Just as Michael Jordan walked away from his first and second stints on the basketball court a winner, Mary Ann Jordan has again emerged victorious from the California Court of Appeal. However, like Michael, she may find the third act more difficult.
Ms. Jordan made a claim for damage to her home caused by the Poria fungus. Allstate denied the claim, citing a “wet or dry rot” exclusion. Allstate obtained a summary judgment in the trial court, but in what will now be known as Jordan I, the Court of Appeal reversed, finding that the exclusion was ambiguous in light of the policy’s additional coverage for “entire collapse” caused by “hidden decay.” The court determined that the rot exclusion would bar claims for rot damage not amounting to an “entire collapse,” but that Jordan could potentially recover if she could prove an “entire collapse.” Jordan v. Allstate Ins. Co., 116 Cal.

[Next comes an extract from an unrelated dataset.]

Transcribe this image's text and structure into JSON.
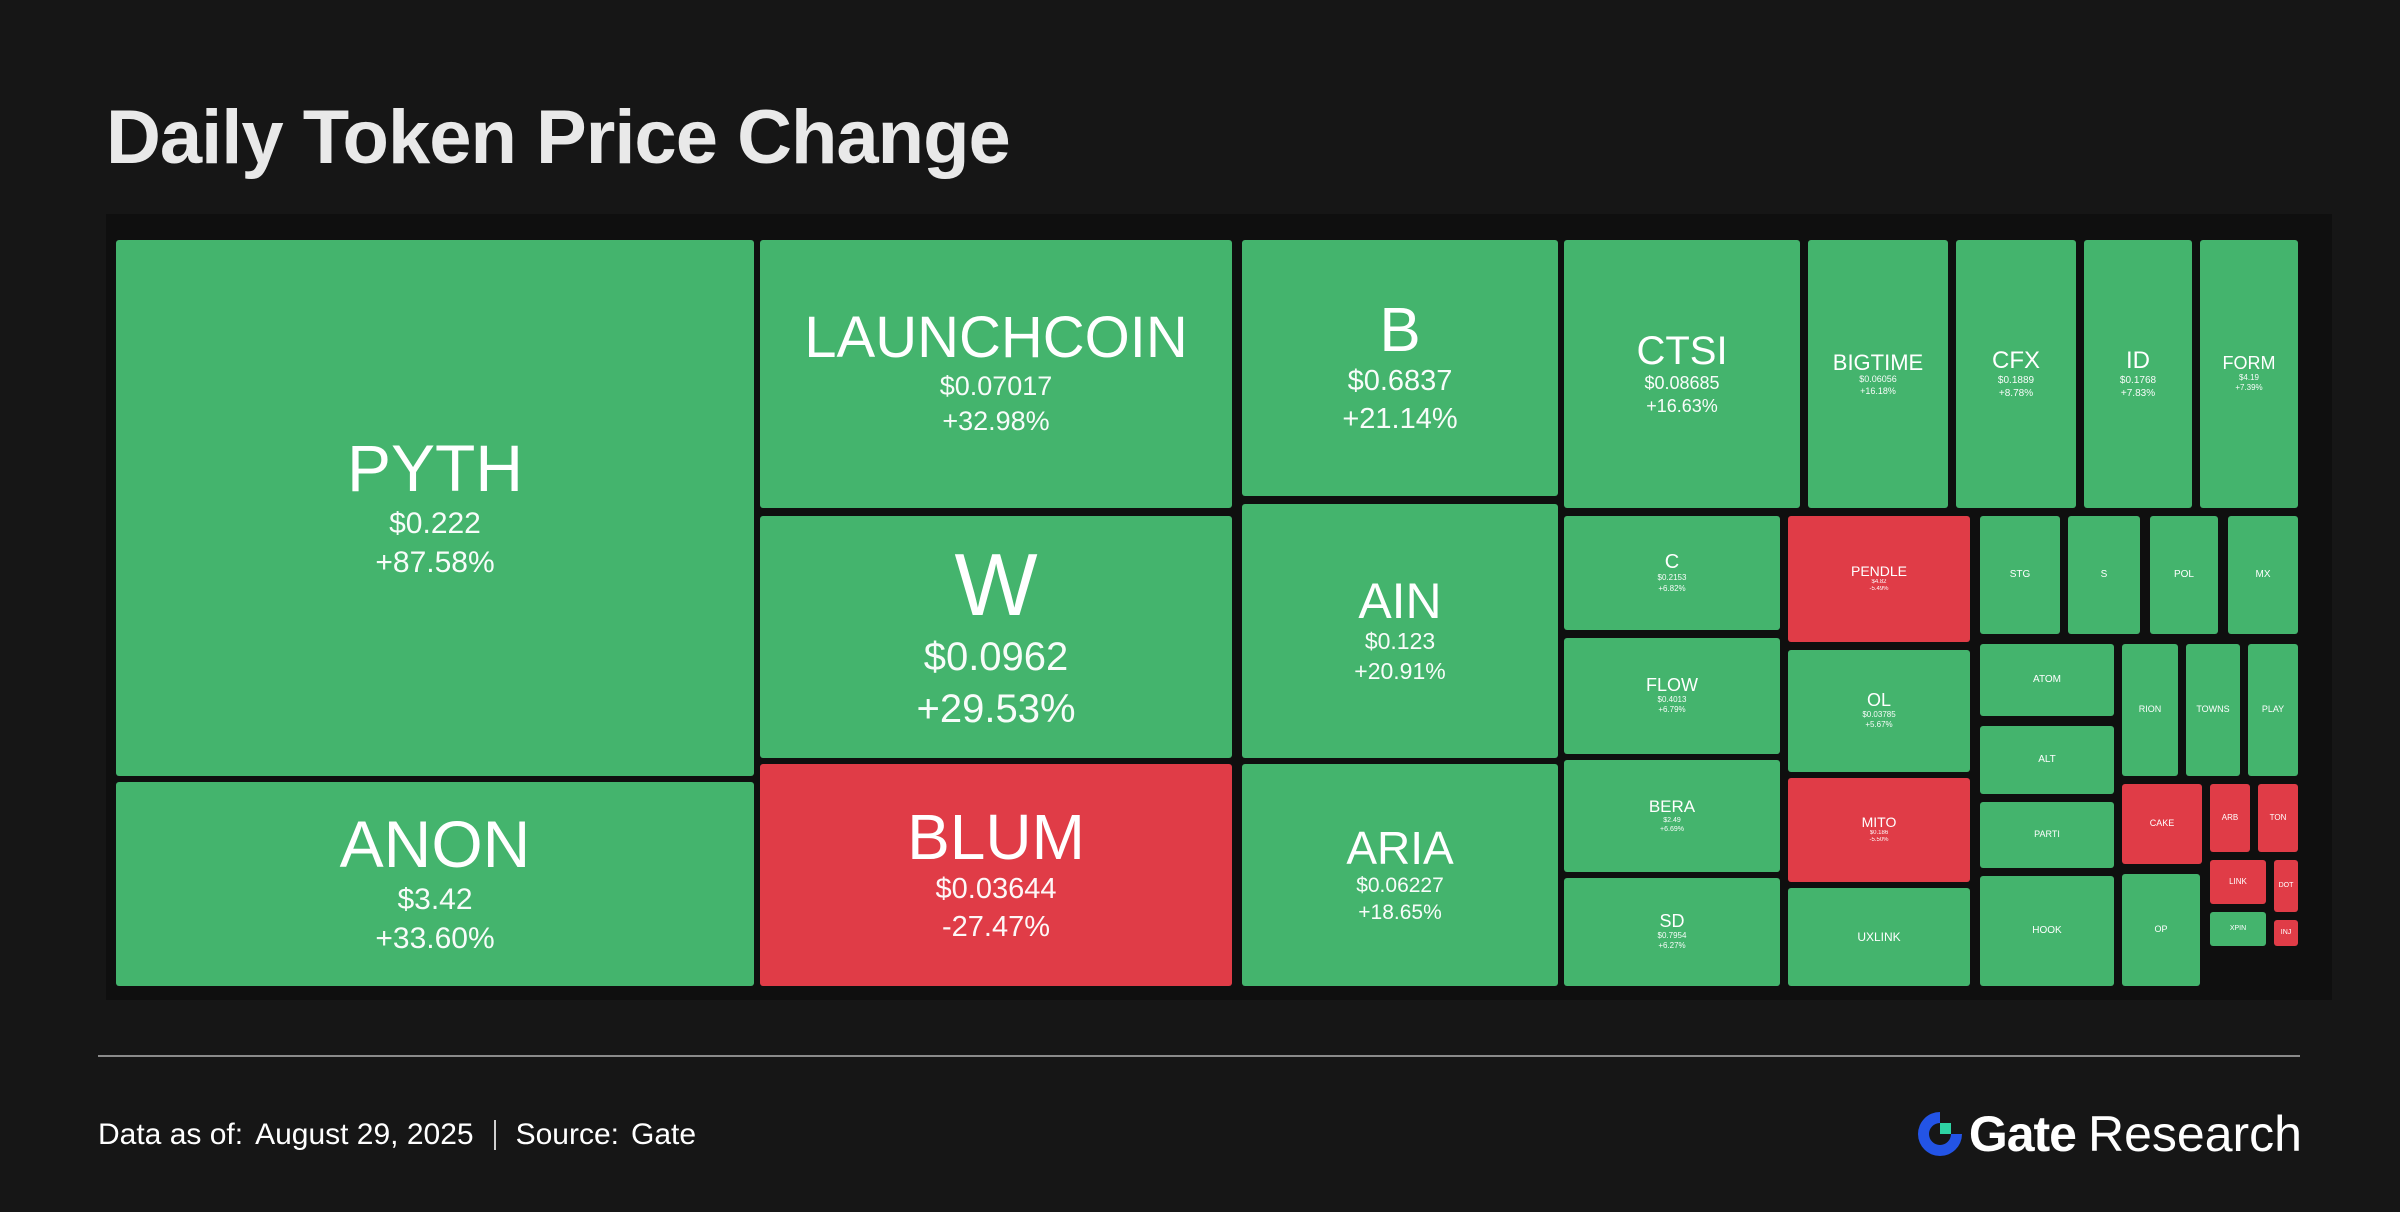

App. 4th 1206 (2004).
The court remanded the case for trial of that issue, but prior to trial, Allstate again attacked the bad faith claim. In a motion for summary adjudication, Allstate argued that its interpretation of the policy – though rejected by the Court of Appeal – had at least been reasonable. So, even if there was an “actual collapse,” Allstate would at most owe policy benefits but have no extracontractual liability. The trial court agreed, and once again, Jordan appealed. In what will be known as Jordan II, the Court of Appeal again reversed. Jordan v. Allstate Ins. Co., — Cal. App. 4th — (2007), 2007 WL 852632.
The court held that although Allstate’s interpretation of the policy had indeed been reasonable, the crux of Jordan’s bad faith claim was that Allstate had inadequately investigated the possibility of an “entire collapse.” The court found that Jordan had raised triable issues regarding the adequacy of the investigation and again remanded the case for trial. Unfortunately, the court’s opinion skirts the issue of proximate cause – given Allstate’s interpretation of the policy, what difference would it have made if Allstate had done more investigation? Perhaps that issue will be addressed on remand.
Notably, in order to immediately appeal the dismissal of her bad faith claim, Jordan dismissed her breach of contract claim. Thus, while her bad faith claim survives for trial, it is all that survives. Whereas before, she might have recovered policy benefits merely by proving that there was an “entire collapse,” now she will also have to prove that Allstate acted unreasonably. Stay tuned for Jordan III.
Meanwhile, Jordan II is required reading for any insurer considering a motion for summary adjudication of a bad faith claim. It also summarizes the available remedies in bad faith cases and comments on the admissibility of violations of fair claim regulations.